Um nicht in Versuchung zu geraten, einen Blick zu riskieren, setze ich mich an seinen Schreibtisch. Woher allein der Gedanke kam, will ich lieber nicht wissen. Stattdessen blicke ich in den grau verhangenen Himmel. Unten im Garten schüttelt der Wind den Sträuchern die kahlen Zweige durch. Ich seufze leise. Vielleicht hätte ich Matt doch nicht Hamlet mitgeben sollen. Der Hund wäre jetzt die ideale Ausrede, mich in das feindliche Winterwetter zu wagen. Ich weiß nicht, was ich erwartet hatte. Aber dass Liams Familie so nett ist, macht es mir nicht leichter, sie anzulügen. Nur Liams Vater wirkt etwas distanziert. Wenn ich die Informationen aus Liams App richtig verstanden habe, ist er es, der den Reichtum geerbt und durch seine Schönheitsklinik vermehrt hat. Vielleicht ist er deshalb misstrauisch geprägt und vermutet, ich habe es nur auf Liams Geld abgesehen. Nun, ich kann nicht behaupten, dass er mit diesem Verdacht falschläge.
Hinter mir geht die Tür auf und ich zucke zusammen. Liam ist aus dem Bad gekommen – mit nichts am Körper als einem Badetuch um die Hüften. Mein Blick entgleitet meiner Kontrolle und wandert über sein Sixpack. Er schweift über die Wölbungen seiner Brustmuskeln und gleitet die sanfte Kurve zwischen Schultern und Hals hinauf. Seine Haut ist makellos. Nur seine Haare stehen ihm im obligatorischen Strubbel-Look vom Kopf ab. Ein Wassertropfen rinnt seinen Körper hinab und ich brauche wirklich meine ganze Willenskraft, um ihm nicht hinterherzusehen – dorthin, wo er irgendwo im Handtuch verschwindet. Himmel! Ich erkenne mich selbst nicht wieder. Ich bin es: Febe, die Herzklopfen bekommt, wenn ihr jemand ein Sonett zusteckt. Noch nie hat mein Körper mir so deutlich signalisiert, dass ich aufstehen und einem Mann das verdammte Badetuch von den Hüften reißen will. Hastig drehe ich mich um. Diese Gedanken müssen sofort aufhören. Mein Blick fällt auf der Suche nach Ablenkung auf mein Handy und ich bemerke erst jetzt, dass Joss mich angerufen hat.

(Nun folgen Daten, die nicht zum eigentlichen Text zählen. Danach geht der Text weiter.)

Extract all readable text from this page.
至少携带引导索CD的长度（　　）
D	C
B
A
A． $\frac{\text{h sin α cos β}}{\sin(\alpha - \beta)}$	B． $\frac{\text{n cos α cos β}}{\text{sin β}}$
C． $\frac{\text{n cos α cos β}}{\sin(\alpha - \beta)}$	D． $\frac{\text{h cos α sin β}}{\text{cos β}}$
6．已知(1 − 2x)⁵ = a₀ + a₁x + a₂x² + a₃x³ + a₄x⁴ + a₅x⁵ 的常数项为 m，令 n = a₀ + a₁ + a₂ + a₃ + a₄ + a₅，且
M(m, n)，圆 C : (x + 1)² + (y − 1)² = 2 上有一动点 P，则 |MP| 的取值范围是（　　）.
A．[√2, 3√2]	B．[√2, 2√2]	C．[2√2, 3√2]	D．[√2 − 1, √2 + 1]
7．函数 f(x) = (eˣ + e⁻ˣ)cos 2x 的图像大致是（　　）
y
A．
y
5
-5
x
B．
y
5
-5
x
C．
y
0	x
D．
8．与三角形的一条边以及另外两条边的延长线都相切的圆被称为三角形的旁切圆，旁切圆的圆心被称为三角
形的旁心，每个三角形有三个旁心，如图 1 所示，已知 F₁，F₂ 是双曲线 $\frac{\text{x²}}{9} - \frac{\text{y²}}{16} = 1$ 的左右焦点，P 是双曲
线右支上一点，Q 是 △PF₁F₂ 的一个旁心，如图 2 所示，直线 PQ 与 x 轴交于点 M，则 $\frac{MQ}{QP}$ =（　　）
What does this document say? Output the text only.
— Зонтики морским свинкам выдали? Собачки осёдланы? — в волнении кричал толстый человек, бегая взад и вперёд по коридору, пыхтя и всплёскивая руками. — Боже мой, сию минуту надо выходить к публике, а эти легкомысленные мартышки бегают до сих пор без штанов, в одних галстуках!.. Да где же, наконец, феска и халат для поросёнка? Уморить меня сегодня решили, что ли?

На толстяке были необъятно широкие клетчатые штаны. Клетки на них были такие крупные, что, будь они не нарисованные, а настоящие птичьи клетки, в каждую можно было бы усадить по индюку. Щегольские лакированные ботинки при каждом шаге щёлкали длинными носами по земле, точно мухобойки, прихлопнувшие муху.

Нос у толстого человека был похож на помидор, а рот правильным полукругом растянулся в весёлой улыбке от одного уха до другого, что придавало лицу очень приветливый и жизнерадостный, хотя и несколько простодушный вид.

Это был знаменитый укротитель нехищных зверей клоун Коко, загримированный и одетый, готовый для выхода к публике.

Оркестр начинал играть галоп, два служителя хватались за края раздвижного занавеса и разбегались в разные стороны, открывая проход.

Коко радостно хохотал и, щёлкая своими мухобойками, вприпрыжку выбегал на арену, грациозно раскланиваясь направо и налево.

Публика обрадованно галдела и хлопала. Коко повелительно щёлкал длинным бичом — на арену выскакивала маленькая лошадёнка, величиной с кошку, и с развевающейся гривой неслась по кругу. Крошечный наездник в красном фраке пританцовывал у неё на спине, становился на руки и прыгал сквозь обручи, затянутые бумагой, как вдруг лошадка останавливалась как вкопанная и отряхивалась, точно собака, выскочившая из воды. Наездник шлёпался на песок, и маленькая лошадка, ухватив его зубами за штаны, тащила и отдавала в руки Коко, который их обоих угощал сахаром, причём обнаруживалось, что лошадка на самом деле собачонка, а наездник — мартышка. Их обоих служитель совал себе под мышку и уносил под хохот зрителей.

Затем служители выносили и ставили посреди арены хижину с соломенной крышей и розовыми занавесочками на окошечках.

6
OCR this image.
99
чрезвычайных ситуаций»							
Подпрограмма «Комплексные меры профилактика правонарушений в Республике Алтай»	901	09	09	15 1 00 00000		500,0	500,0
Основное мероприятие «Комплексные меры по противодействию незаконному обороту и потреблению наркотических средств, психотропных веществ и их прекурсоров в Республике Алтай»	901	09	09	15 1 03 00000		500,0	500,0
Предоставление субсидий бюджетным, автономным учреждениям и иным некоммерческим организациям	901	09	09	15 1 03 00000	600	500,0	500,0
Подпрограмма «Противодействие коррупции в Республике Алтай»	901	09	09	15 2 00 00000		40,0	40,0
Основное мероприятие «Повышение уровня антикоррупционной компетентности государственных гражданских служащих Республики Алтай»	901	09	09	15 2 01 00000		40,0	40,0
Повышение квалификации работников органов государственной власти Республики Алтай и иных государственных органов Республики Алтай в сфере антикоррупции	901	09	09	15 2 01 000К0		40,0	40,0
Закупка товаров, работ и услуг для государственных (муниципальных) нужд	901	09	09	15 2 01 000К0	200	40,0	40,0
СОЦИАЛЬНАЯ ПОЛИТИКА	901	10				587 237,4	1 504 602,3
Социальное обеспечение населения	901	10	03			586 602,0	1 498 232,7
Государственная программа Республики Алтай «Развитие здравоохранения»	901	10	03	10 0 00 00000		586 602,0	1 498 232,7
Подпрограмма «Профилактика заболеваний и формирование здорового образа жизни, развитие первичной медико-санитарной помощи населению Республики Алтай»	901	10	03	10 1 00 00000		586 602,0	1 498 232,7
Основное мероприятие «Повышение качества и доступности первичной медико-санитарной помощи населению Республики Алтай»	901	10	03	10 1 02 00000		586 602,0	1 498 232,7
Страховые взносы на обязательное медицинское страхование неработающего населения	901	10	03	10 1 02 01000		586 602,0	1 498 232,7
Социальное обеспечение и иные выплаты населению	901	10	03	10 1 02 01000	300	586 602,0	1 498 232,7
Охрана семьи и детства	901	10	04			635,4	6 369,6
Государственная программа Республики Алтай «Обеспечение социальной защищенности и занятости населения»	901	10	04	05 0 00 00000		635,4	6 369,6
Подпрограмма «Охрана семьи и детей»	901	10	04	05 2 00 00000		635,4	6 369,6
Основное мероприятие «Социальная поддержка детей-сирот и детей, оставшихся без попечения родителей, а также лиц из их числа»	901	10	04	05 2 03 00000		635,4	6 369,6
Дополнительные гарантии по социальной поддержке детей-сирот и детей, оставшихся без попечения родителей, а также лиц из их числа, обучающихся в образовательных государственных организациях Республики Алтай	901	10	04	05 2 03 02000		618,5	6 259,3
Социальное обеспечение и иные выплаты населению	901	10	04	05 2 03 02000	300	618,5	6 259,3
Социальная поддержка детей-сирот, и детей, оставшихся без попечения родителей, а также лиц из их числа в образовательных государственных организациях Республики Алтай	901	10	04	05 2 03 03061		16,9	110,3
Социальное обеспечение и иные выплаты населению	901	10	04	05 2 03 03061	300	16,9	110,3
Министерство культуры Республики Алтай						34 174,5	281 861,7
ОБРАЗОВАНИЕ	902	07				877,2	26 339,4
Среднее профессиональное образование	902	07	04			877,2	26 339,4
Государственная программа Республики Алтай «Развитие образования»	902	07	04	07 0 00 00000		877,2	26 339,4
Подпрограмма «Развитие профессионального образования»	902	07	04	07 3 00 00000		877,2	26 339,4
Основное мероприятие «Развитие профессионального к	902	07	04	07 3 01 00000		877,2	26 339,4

»Entschuldige«, sagt Liam hinter mir. »Ich habe meine Klamotten nicht mitgenommen.«
»Kein Problem«, bringe ich hervor, während ich nachsehe, ob Joss mir eine Nachricht hinterlassen hat. Beeindruckend! Meine Stimme klingt fest und überzeugt mich davon, dass ich das hier durchziehen kann, ohne Liam anzuspringen. Der Typ sieht halt gut aus. Mein Körper reagiert auf Reize, wie es ihm evolutionär einprogrammiert wurde. Aber ich habe einen Kopf, der in der Lage ist, vernünftige Entscheidungen zu treffen. Spätestens nach einem Tag auf der Skipiste werde ich Liam vergessen haben.
»Febe?«
»Ja.« Warum zieht er sich nicht endlich was an? Ich starre auf die Textnachricht von Joss, ohne sie zu lesen.
»Ich wollte dir sagen … Der Kuss … Das tut mir leid.« Seine Worte verkrampfen mir das Herz. »Wir haben darüber vorher nicht gesprochen und ich hätte das nicht einfach tun dürfen. Vor allem hätte ich dich vor diesen blöden Mistelzweigen warnen müssen. Ich hatte nicht daran gedacht.«
»Schon gut.« Ich drehe mich mit einem – wie ich hoffe – ungezwungenen Lächeln zu ihm um. »Alle haben uns angestarrt und es gab wohl keine plausible Begründung, es nicht zu tun.«
»Ich weiß.« Liam steht vor mir – mit seinem Handtuch um die Hüften und einem Stapel Kleider im Arm – und sieht mich unsicher an. »Es ist nur … Ich sollte mich auch entschuldigen, weil irgendetwas passiert ist und ich … Aber Charlotte …«
Da ist er wieder: ihr Name, der jede Regung in mir mit der Schnelligkeit eines Kurare-Pfeils lähmt. Ich sehe Liam nach Worten ringen und will einfach nur, dass dieses Gespräch vorbeigeht.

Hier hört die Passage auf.